The last thirteenth moon was called Nut Moon (to round the Moon Calendar’s year up). At this time of the year indeed nuts were broken to make breads mixed with corn meal.

And then, it was back to the beginning of spring and the happy celebration of the awakening season and the new round of the calendar yearly activities.

An excerpt from “Dark Before Dawn“, The Mound Builders Series, book #1.

Word of the battle at the town whose name she didn’t even remember reached Serpent Mound just as the harvest ceremony she found alien and strange had ended for good.

Relieved to have the dismal gathering at a dismal square they called a “plaza” over and done with, Tehale was just about to retire to the so-called “grand house,” which was nothing but a significantly larger cabin than the rest, even if situated on a one-story mound with stairs, when a sweating man with worn looks burst into the square, startling everyone, making the crowds murmur in alarm. They were jumpy, those people, her new so-called subjects, or rather, country-folk, even though she preferred not to think of them in such terms, a temporary dweller of this place that she was, until summoned back to great city, having proven her worth in the eyes of her revered aunt, the Female Sun. Ever afraid of the northern barbarians, those people would watch their river and everyone who was approaching it with its current, but the messenger apparently came from the south. A small consolation in light of his news. Apparently, the mysterious raiders did not always sail with the current. Or maybe they used rivers others than this northern watershed.
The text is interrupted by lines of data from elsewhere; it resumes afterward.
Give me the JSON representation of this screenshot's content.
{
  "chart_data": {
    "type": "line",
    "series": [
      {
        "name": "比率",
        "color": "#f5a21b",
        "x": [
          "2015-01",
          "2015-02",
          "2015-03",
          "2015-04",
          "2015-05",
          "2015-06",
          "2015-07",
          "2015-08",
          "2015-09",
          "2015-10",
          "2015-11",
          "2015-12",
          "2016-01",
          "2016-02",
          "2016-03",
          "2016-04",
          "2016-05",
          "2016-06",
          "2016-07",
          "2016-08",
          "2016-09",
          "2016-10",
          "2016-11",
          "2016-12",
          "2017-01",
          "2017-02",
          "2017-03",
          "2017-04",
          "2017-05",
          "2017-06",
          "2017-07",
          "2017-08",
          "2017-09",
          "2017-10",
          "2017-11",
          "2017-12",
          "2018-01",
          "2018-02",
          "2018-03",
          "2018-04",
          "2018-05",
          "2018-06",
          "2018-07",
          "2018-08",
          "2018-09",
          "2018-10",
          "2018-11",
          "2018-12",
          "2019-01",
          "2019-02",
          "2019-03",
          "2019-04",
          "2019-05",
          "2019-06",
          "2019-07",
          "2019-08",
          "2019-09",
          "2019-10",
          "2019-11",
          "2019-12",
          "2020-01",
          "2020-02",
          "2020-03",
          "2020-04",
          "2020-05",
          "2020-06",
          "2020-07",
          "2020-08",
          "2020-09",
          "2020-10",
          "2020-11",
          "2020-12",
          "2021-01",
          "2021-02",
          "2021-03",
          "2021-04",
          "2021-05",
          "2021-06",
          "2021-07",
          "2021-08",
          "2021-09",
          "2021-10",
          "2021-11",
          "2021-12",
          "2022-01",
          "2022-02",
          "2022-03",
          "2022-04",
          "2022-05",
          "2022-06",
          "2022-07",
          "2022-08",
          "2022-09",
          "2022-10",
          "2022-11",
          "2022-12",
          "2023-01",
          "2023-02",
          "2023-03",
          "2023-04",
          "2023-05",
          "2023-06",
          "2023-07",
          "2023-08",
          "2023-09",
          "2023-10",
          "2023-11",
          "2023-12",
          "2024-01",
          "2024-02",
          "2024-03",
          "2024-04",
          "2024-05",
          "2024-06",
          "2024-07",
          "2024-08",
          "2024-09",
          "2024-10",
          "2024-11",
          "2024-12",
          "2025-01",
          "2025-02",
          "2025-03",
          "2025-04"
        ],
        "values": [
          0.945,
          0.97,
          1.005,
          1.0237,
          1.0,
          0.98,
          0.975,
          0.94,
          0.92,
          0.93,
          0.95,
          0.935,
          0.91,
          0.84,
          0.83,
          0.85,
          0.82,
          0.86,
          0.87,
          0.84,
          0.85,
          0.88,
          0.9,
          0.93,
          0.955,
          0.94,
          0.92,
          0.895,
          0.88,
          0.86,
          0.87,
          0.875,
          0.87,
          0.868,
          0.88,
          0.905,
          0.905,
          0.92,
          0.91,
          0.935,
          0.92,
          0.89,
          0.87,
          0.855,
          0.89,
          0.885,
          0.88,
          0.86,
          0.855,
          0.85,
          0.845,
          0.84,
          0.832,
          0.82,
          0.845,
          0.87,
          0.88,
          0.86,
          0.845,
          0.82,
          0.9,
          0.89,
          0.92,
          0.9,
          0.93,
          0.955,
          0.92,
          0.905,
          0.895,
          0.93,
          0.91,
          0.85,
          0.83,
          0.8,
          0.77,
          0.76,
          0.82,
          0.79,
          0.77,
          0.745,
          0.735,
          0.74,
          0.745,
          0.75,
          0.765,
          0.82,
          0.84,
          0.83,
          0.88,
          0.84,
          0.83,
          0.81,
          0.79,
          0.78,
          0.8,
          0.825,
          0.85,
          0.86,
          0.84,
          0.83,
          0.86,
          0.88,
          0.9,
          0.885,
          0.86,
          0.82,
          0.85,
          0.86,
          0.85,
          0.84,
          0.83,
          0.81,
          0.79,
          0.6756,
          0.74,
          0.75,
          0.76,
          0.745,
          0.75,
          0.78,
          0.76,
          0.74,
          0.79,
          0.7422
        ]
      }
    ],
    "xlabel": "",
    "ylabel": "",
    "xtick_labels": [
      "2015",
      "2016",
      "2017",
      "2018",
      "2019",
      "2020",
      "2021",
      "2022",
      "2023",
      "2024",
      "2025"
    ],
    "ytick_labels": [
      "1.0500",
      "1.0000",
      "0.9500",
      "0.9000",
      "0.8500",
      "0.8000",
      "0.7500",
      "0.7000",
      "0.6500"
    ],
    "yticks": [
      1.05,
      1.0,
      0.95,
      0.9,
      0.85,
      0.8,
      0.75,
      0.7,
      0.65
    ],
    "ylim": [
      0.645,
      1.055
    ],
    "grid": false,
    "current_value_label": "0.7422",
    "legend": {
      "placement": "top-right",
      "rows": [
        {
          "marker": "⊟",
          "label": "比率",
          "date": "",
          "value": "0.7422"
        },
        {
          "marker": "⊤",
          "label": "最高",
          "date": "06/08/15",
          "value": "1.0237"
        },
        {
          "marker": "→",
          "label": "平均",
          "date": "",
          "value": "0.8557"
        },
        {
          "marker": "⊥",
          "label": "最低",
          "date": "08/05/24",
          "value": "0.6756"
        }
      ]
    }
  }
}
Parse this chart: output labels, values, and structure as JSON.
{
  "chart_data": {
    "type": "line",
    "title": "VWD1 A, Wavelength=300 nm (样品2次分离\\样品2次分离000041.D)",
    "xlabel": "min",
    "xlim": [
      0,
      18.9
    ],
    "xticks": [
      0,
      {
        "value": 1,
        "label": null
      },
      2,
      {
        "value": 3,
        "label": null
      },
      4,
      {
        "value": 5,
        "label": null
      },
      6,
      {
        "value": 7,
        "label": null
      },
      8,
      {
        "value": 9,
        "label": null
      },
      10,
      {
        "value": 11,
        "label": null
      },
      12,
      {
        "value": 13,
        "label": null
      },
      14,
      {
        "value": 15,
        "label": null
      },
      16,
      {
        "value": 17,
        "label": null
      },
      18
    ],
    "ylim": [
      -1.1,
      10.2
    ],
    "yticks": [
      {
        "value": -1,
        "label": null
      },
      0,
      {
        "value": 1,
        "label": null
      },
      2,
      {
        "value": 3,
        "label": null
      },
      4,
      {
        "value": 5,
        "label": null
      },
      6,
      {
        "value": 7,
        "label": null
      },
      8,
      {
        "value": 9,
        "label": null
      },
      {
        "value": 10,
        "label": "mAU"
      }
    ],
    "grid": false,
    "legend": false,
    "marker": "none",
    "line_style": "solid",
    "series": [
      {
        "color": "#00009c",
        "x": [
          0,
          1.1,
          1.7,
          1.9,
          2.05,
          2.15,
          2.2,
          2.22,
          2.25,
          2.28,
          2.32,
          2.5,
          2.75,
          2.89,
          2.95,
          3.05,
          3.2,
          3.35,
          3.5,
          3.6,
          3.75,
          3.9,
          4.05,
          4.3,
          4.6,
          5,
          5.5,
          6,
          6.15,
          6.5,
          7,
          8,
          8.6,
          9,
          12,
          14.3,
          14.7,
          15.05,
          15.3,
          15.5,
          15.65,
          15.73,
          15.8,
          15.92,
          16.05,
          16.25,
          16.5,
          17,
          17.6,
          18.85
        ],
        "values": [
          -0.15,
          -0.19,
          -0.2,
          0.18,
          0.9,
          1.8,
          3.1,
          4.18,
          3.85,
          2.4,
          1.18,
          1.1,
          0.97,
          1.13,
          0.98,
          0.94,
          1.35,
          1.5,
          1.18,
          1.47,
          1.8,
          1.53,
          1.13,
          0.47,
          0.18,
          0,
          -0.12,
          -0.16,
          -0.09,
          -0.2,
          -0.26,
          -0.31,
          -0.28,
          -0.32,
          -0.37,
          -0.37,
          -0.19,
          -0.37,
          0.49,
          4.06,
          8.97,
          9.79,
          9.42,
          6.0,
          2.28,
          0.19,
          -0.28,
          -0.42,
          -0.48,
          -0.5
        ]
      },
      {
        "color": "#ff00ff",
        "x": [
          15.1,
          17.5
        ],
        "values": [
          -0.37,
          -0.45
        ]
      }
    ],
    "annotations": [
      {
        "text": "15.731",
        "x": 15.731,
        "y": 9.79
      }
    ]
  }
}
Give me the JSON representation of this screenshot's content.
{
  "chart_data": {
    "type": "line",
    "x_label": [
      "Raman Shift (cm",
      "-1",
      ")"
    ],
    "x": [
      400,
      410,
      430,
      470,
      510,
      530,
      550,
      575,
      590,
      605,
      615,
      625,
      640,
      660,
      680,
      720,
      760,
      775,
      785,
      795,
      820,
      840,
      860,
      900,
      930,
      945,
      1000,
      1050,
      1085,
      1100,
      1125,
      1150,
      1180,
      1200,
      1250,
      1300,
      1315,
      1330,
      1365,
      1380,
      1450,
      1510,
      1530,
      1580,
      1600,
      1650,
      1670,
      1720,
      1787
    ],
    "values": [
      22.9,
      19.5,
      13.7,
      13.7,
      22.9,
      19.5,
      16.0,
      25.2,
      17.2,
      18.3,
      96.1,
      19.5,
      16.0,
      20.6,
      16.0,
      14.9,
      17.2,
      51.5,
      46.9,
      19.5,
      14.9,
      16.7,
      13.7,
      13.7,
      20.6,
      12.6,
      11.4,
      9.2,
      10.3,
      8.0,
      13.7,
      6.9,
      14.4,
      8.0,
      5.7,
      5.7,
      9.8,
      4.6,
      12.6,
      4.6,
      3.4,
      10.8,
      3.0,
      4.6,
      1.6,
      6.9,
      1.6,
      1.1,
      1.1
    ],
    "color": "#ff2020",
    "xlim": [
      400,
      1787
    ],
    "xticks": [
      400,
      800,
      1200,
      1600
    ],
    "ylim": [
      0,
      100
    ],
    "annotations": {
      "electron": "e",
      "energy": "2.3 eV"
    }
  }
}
As though it mattered, she thought, rolling her eyes and snorting quietly, mainly to herself. This town had walls, even if not as sturdy or high as the wall separating Quachil Thecou from the Great River. Still, to invade such a place should be difficult, should it not? But those people went into a fit of panic, stupid storage room mice that they were.

“What is happening?” the women around her murmured, unimportant local nobility, the ruler’s several wives and other female relatives. “How did this man dare to burst in here like that?”

As though their pitiful festival was a ceremony upon the Grand Plaza of Quachil Thecou, with thousands men and women crowding it from every direction and dazzlingly dressed priests and royalty pontificating and paying respects to the gods. Here, in the meager shadow of the Serpent Mound, grand ceremonies meant a few hundreds of locals crowding the dismal square facing their dismal pair of mounds, not even offering before the only remarkable construction this petty settlement had, the long serpent-like earthwork stretching outside the protection of the wall. Stupid and unworthy.

Tehale ground her teeth and proceeded to ignore her fellow womenfolk, drawing from her experience back in the female hall of the lower terrace, a mere memory of which was enough to twist her stomach painfully and bring annoying wetness to her eyes.